Just a few days ago, my colleague, Michael O’Brien, posted an item on a letter written by the HR Policy Association, and sent to U.S. Department of Labor Secretary Thomas Perez, that expressed HRPA’s concern over President Obama’s use of executive orders. Well, it didn’t take long for the administration to respond yesterday with one more EO, this one requiring federal contractors to disclose their labor-law violations during the past three years.
The president’s latest such order, named Fair Pay and Safe Workplaces, states …
For procurement contracts for goods and services, including construction, where the estimated value of the supplies acquired and services required exceeds $500,000, each agency shall ensure that provisions in solicitations require that the offeror represent, to the best of the offeror’s knowledge and belief, whether there has been any administrative merits determination, arbitral award or decision, or civil judgment, as defined in guidance issued by the Department of Labor, rendered against the offeror within the preceding 3-year period for violations of any of the following labor laws and Executive Orders … .”
According a White House Fact Sheet, the EO will “ensure that the worst actors, who repeatedly violate the rights of their workers and put them in danger, don’t get contracts and thus can’t delay important projects and waste taxpayer money.”
Federal agencies, the Fact Sheet states, will require prospective contractors to disclose labor-law violations involving 14 covered federal statutes and equivalent state laws, including those addressing wage and hour, safety and health, collective bargaining, family and medical leave, and civil-rights protections. Agencies will also require contractors to collect similar information from many of their subcontractors.
“Contracting officers will take into account only the most egregious violations, and each agency will designate a senior official as a Labor Compliance Advisor to provide consistent guidance on whether contractors’ actions rise to the level of a lack of integrity or business ethics,” the Fact Sheet explains.
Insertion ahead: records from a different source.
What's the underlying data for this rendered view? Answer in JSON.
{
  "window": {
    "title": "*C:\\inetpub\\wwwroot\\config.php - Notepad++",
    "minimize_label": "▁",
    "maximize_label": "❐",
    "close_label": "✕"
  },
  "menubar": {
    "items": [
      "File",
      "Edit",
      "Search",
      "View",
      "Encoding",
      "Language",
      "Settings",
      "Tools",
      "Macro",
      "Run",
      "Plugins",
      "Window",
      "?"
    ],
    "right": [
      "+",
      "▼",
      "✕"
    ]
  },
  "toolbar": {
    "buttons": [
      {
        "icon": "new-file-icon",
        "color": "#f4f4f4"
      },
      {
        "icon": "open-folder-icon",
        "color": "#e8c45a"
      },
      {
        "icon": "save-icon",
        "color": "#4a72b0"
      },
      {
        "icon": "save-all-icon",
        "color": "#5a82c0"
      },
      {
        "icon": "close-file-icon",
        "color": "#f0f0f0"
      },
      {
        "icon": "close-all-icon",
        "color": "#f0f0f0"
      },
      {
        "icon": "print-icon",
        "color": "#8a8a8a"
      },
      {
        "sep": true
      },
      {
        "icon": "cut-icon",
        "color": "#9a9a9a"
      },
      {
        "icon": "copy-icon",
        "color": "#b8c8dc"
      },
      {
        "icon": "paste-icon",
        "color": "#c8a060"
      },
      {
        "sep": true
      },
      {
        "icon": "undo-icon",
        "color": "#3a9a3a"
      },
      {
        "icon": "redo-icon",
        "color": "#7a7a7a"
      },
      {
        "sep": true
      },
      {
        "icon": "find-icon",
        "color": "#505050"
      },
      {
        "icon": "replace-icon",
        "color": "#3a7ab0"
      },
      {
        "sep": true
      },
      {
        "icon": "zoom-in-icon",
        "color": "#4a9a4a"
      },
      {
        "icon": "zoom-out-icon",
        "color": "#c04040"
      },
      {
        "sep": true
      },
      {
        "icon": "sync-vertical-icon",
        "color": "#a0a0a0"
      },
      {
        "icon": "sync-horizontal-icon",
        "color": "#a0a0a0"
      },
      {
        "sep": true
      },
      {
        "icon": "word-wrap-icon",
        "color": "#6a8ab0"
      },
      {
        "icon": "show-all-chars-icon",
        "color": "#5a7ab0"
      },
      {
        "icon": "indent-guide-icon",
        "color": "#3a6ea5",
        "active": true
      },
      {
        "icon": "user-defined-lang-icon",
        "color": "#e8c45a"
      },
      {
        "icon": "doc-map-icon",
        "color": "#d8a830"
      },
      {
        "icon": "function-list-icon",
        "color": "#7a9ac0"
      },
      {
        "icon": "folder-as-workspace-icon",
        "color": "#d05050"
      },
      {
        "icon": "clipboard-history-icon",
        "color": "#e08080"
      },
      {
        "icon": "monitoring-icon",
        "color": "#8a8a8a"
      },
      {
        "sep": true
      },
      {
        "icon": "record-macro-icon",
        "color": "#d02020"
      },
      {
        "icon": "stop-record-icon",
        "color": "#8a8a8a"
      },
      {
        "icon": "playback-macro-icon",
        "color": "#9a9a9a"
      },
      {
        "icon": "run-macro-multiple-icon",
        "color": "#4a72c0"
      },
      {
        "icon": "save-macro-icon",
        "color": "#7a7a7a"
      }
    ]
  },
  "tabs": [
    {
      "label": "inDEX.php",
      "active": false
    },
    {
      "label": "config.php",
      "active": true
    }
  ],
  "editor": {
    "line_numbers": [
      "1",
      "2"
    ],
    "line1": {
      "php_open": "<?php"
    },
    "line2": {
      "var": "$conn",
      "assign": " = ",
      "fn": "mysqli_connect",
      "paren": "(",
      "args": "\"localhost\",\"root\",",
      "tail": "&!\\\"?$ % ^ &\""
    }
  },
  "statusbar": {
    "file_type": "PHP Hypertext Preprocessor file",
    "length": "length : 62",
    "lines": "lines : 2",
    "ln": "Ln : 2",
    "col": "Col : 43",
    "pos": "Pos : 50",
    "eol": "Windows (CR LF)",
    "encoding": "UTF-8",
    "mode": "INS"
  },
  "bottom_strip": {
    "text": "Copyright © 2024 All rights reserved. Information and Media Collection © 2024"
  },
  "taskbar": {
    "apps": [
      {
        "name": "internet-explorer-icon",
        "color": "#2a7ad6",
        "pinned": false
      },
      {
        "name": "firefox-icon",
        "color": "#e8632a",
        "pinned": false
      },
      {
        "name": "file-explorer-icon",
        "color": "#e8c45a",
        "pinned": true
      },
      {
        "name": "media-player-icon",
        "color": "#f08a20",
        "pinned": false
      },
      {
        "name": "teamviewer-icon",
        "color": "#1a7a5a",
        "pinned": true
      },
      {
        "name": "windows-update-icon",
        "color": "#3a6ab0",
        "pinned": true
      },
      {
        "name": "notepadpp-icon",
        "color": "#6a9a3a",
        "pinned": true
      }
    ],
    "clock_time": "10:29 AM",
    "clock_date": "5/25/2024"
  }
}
The White House reports that the “vast majority of federal contractors have clean records.” But it also references a 2010 Government Accountability Office report that found almost two-thirds of the 50 largest wage-and-hour violations and almost 40 percent of the 50 largest workplace health-and-safety penalties issued between FY 2005 and FY 2009 were at companies that went on to receive new government contracts.
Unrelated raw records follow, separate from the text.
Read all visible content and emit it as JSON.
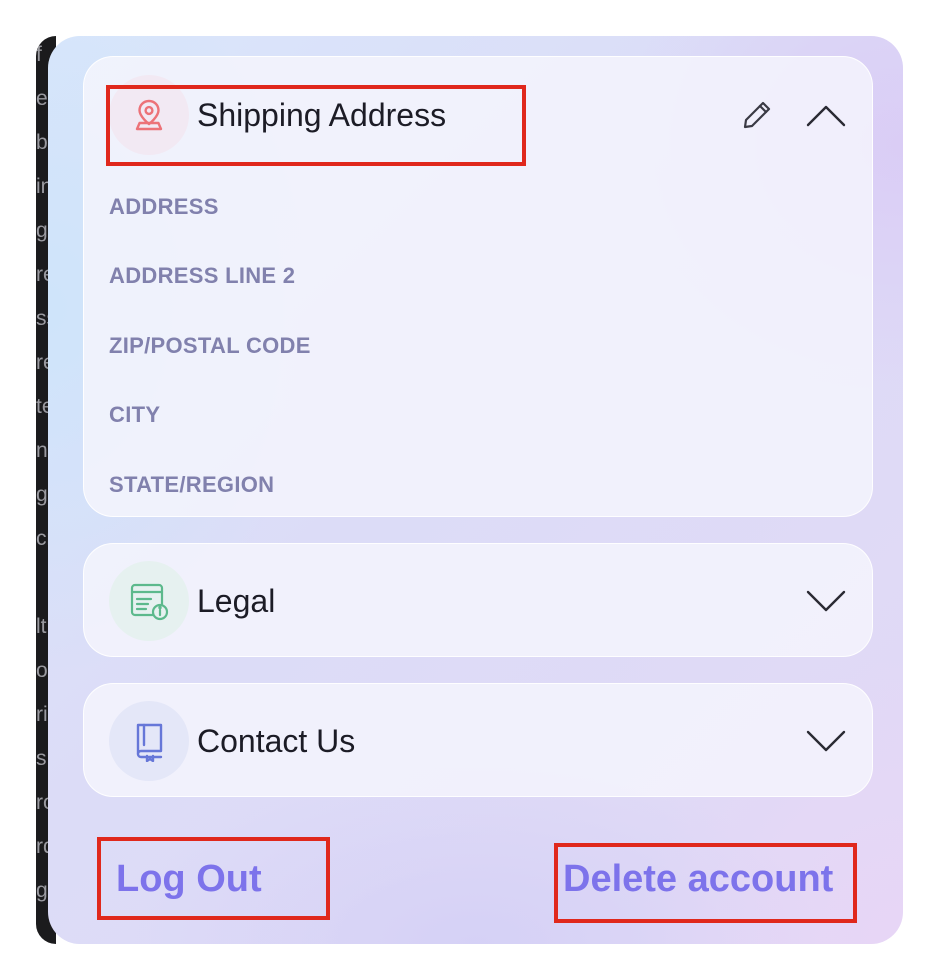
{
  "left_strip": {
    "fragments": [
      "f",
      "eb",
      "bo",
      "in",
      "gr",
      "re",
      "ss",
      "re",
      "te",
      "ne",
      "g",
      "cr",
      "",
      "lt",
      "or",
      "ri",
      "s",
      "ro",
      "rd",
      "g"
    ]
  },
  "shipping_address": {
    "title": "Shipping Address",
    "icon": "location-pin-icon",
    "expanded": true,
    "fields": [
      {
        "label": "ADDRESS",
        "value": ""
      },
      {
        "label": "ADDRESS LINE 2",
        "value": ""
      },
      {
        "label": "ZIP/POSTAL CODE",
        "value": ""
      },
      {
        "label": "CITY",
        "value": ""
      },
      {
        "label": "STATE/REGION",
        "value": ""
      }
    ]
  },
  "legal": {
    "title": "Legal",
    "icon": "legal-document-icon",
    "expanded": false
  },
  "contact_us": {
    "title": "Contact Us",
    "icon": "book-icon",
    "expanded": false
  },
  "actions": {
    "logout": "Log Out",
    "delete_account": "Delete account"
  },
  "colors": {
    "accent": "#7d73eb",
    "field_label": "#8181ad",
    "title_text": "#1c1c26",
    "highlight_box": "#e0281c",
    "pin_icon": "#ec7278",
    "legal_icon": "#5cb98c",
    "book_icon": "#6677d8"
  }
}
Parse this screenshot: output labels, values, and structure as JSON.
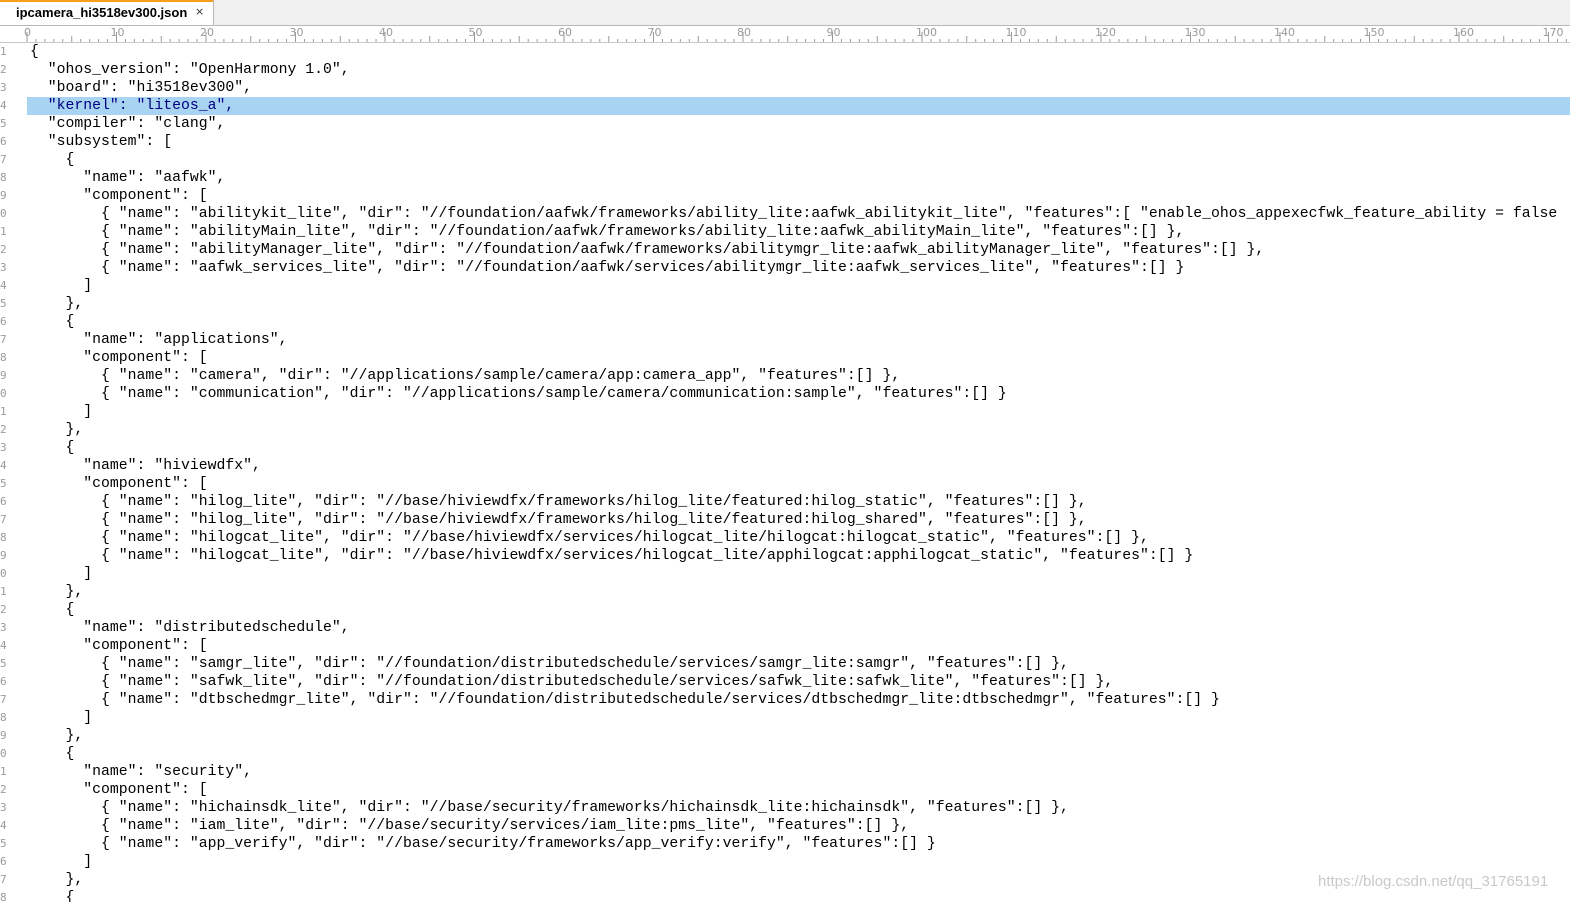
{
  "tab": {
    "title": "ipcamera_hi3518ev300.json",
    "close_glyph": "×"
  },
  "ruler": {
    "labels": [
      "0",
      "10",
      "20",
      "30",
      "40",
      "50",
      "60",
      "70",
      "80",
      "90",
      "100",
      "110",
      "120",
      "130",
      "140",
      "150",
      "160",
      "170"
    ]
  },
  "editor": {
    "highlighted_line": 4,
    "highlight_color": "#a8d4f1",
    "line_numbers": [
      "1",
      "2",
      "3",
      "4",
      "5",
      "6",
      "7",
      "8",
      "9",
      "0",
      "1",
      "2",
      "3",
      "4",
      "5",
      "6",
      "7",
      "8",
      "9",
      "0",
      "1",
      "2",
      "3",
      "4",
      "5",
      "6",
      "7",
      "8",
      "9",
      "0",
      "1",
      "2",
      "3",
      "4",
      "5",
      "6",
      "7",
      "8",
      "9",
      "0",
      "1",
      "2",
      "3",
      "4",
      "5",
      "6",
      "7",
      "8"
    ],
    "lines": [
      "{",
      "  \"ohos_version\": \"OpenHarmony 1.0\",",
      "  \"board\": \"hi3518ev300\",",
      "  \"kernel\": \"liteos_a\",",
      "  \"compiler\": \"clang\",",
      "  \"subsystem\": [",
      "    {",
      "      \"name\": \"aafwk\",",
      "      \"component\": [",
      "        { \"name\": \"abilitykit_lite\", \"dir\": \"//foundation/aafwk/frameworks/ability_lite:aafwk_abilitykit_lite\", \"features\":[ \"enable_ohos_appexecfwk_feature_ability = false",
      "        { \"name\": \"abilityMain_lite\", \"dir\": \"//foundation/aafwk/frameworks/ability_lite:aafwk_abilityMain_lite\", \"features\":[] },",
      "        { \"name\": \"abilityManager_lite\", \"dir\": \"//foundation/aafwk/frameworks/abilitymgr_lite:aafwk_abilityManager_lite\", \"features\":[] },",
      "        { \"name\": \"aafwk_services_lite\", \"dir\": \"//foundation/aafwk/services/abilitymgr_lite:aafwk_services_lite\", \"features\":[] }",
      "      ]",
      "    },",
      "    {",
      "      \"name\": \"applications\",",
      "      \"component\": [",
      "        { \"name\": \"camera\", \"dir\": \"//applications/sample/camera/app:camera_app\", \"features\":[] },",
      "        { \"name\": \"communication\", \"dir\": \"//applications/sample/camera/communication:sample\", \"features\":[] }",
      "      ]",
      "    },",
      "    {",
      "      \"name\": \"hiviewdfx\",",
      "      \"component\": [",
      "        { \"name\": \"hilog_lite\", \"dir\": \"//base/hiviewdfx/frameworks/hilog_lite/featured:hilog_static\", \"features\":[] },",
      "        { \"name\": \"hilog_lite\", \"dir\": \"//base/hiviewdfx/frameworks/hilog_lite/featured:hilog_shared\", \"features\":[] },",
      "        { \"name\": \"hilogcat_lite\", \"dir\": \"//base/hiviewdfx/services/hilogcat_lite/hilogcat:hilogcat_static\", \"features\":[] },",
      "        { \"name\": \"hilogcat_lite\", \"dir\": \"//base/hiviewdfx/services/hilogcat_lite/apphilogcat:apphilogcat_static\", \"features\":[] }",
      "      ]",
      "    },",
      "    {",
      "      \"name\": \"distributedschedule\",",
      "      \"component\": [",
      "        { \"name\": \"samgr_lite\", \"dir\": \"//foundation/distributedschedule/services/samgr_lite:samgr\", \"features\":[] },",
      "        { \"name\": \"safwk_lite\", \"dir\": \"//foundation/distributedschedule/services/safwk_lite:safwk_lite\", \"features\":[] },",
      "        { \"name\": \"dtbschedmgr_lite\", \"dir\": \"//foundation/distributedschedule/services/dtbschedmgr_lite:dtbschedmgr\", \"features\":[] }",
      "      ]",
      "    },",
      "    {",
      "      \"name\": \"security\",",
      "      \"component\": [",
      "        { \"name\": \"hichainsdk_lite\", \"dir\": \"//base/security/frameworks/hichainsdk_lite:hichainsdk\", \"features\":[] },",
      "        { \"name\": \"iam_lite\", \"dir\": \"//base/security/services/iam_lite:pms_lite\", \"features\":[] },",
      "        { \"name\": \"app_verify\", \"dir\": \"//base/security/frameworks/app_verify:verify\", \"features\":[] }",
      "      ]",
      "    },",
      "    {"
    ]
  },
  "watermark": "https://blog.csdn.net/qq_31765191"
}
In case you’re wondering, the Department of Labor estimates that there are roughly 24,000 businesses with federal contracts, employing about 28 million workers.
Other provisions in the EO include requiring contractors to “give their employees information concerning their hours worked, overtime hours, pay and any additions to or deductions made from their pay, so workers can be sure they’re getting paid what they’re owed” as well as directing the General Services Administration to “develop a single website for contractors to meet their reporting requirements—for this order and for other contractor reporting.”
Mickey Silberman, a managing shareholder in Jackson Lewis’ Denver office, wrote in a blog post yesterday that the EO’s provisions don’t come as a huge surprise, with one exception—a section prohibiting contractors and subcontractors from requiring that new employees enter into pre-dispute mandatory arbitration agreements. “Many employers require employees to sign arbitration agreements at the outset of employment,” he writes. “This provision of the EO is a ‘game changer’ that government contractors and subcontractors must review and determine how to respond.”
It is possible, Silberman continues, that employers “will bring litigation challenging this provision of the EO.”
Littler Shareholder Michael J. Lotito, co-chair of Littler’s Workplace Policy Institute, shared with me similar sentiments. Government contractors are easy targets for more and more regulation, Lotito said. “The EO process engaging in these types of rules and regulations has been challenged on different grounds and will most certainly be again over the next several months. Even assuming the intent is sincere behind the proposals, they are subject to such abuse.”
Lotito added that “one always has to wonder how much of this is about politics and generating interest in the base between now and November.”
Guess we’ll have to wait to see if Silberman and Lotito’s predictions eventually come to pass. But there’s at least one thing we do know for sure—the Obama administration is showing no signs of letting up on its efforts to issue EOs targeted at the workplace.